While the activities required to get digital content projects up and running are generally well documented, those needed to support projects as they mature may be less obvious and are not always discussed once the project has been launched.

This Health Check Tool provides an opportunity for you to think about the kinds of activities and resources—money, staff, and otherwise—that are being dedicated to your digital project on an ongoing basis. This will enable you to take a fresh look at whether your project is delivering the desired impact in the communities you aim to serve and to consider new ways to enhance the value of its content for your users.
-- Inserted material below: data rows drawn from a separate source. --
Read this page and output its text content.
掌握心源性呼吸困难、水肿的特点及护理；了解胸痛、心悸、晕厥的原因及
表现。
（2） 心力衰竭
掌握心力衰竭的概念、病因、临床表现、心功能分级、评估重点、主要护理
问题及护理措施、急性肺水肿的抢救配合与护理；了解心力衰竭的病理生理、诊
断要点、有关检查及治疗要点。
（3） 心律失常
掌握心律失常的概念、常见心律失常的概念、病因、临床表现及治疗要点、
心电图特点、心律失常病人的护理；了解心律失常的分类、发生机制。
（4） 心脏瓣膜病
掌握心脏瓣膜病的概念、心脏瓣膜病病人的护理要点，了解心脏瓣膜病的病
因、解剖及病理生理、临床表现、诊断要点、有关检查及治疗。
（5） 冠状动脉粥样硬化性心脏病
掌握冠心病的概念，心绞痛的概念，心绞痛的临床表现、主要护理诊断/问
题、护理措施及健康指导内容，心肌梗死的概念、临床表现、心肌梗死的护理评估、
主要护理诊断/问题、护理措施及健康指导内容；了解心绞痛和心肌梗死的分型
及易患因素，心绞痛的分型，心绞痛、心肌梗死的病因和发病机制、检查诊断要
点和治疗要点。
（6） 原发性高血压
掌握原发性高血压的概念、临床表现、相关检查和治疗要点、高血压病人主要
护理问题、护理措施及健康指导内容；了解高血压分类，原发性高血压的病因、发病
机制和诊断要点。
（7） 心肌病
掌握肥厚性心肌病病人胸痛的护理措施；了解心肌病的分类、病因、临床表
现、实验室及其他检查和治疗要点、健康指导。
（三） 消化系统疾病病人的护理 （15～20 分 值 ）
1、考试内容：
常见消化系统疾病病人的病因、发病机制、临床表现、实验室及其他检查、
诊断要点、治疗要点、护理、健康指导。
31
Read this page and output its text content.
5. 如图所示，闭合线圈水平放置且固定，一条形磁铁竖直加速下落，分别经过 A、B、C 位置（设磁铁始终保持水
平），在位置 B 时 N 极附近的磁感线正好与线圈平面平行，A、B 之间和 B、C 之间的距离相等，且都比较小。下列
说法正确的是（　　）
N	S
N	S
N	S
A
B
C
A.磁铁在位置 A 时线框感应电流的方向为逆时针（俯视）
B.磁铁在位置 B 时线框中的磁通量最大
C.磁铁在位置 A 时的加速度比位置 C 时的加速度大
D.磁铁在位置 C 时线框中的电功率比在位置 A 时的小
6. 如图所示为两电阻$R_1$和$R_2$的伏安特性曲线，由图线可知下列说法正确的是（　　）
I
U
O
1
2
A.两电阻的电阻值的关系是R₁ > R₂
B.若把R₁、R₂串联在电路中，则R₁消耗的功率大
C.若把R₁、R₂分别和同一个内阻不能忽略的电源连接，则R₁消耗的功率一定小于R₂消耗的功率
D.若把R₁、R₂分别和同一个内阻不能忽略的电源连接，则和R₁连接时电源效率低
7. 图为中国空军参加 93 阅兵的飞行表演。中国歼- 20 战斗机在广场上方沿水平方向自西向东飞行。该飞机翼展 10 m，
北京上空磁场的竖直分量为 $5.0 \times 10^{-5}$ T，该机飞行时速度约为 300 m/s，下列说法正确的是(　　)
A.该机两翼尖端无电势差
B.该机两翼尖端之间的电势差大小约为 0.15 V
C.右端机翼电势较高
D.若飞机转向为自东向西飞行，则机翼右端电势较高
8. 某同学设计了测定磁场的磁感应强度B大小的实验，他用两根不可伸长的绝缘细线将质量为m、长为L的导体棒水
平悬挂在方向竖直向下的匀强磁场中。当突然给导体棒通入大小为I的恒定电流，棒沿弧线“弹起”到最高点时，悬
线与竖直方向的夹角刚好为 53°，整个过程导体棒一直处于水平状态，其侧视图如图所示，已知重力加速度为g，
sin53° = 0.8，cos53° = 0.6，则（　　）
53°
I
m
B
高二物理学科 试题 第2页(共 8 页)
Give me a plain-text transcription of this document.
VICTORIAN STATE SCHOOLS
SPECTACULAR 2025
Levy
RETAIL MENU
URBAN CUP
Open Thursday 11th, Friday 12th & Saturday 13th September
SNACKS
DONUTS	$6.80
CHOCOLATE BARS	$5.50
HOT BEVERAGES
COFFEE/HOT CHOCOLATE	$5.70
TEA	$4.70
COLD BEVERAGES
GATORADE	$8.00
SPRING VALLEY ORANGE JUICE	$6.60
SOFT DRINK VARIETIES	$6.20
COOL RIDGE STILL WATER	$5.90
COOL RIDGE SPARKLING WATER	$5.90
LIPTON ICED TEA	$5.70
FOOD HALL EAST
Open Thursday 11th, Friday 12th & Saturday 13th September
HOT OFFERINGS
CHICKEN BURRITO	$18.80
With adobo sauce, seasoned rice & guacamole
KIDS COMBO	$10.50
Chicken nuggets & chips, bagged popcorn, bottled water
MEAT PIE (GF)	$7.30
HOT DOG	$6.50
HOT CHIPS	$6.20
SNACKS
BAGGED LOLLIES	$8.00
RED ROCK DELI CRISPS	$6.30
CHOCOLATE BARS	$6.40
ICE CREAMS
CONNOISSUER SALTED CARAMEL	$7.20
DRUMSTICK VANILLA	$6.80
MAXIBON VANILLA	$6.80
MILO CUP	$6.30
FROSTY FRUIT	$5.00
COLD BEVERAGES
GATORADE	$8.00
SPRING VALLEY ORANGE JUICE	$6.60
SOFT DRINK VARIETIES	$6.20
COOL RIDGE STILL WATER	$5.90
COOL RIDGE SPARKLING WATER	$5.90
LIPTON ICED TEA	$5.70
Description of the project

  • Name of project
  • When was this project first created, and, if applicable, when did it first become available to users online?
  • I consider this project to be... (select one of the following)

    In answering this question, consider the ideal scenario for your resource after it has been made public. If funding/capacity were no issue, what model would deliver the greatest impact?

    • A "pure maintenance" project. It just requires some basic support to ensure that formats are up to date and usable. Whether undertaken by the project itself or by the platform or institution that hosts it, preservation is required. But ongoing work to add content, enhance access, or update technology infrastructures may be unnecessary, as it may be offered by the host platform.
    • A "growth" project. This type of project requires specific ongoing maintenance and understanding of the communities that use it and shows signs of user uptake that you want to encourage. This is, or has the potential to become, a highly valuable, widely used resource.
  • Describe the sort of impact you want the project to have.

    By "impact," we mean the ultimate goal of the resource. The actual impact of a resource may shift over time—a resource that begins as a research resource may morph into a teaching tool. Think about your current aspirations for the resource. Consider the audiences that you seek to influence and how you would like to influence them.

  • Who currently manages this collection?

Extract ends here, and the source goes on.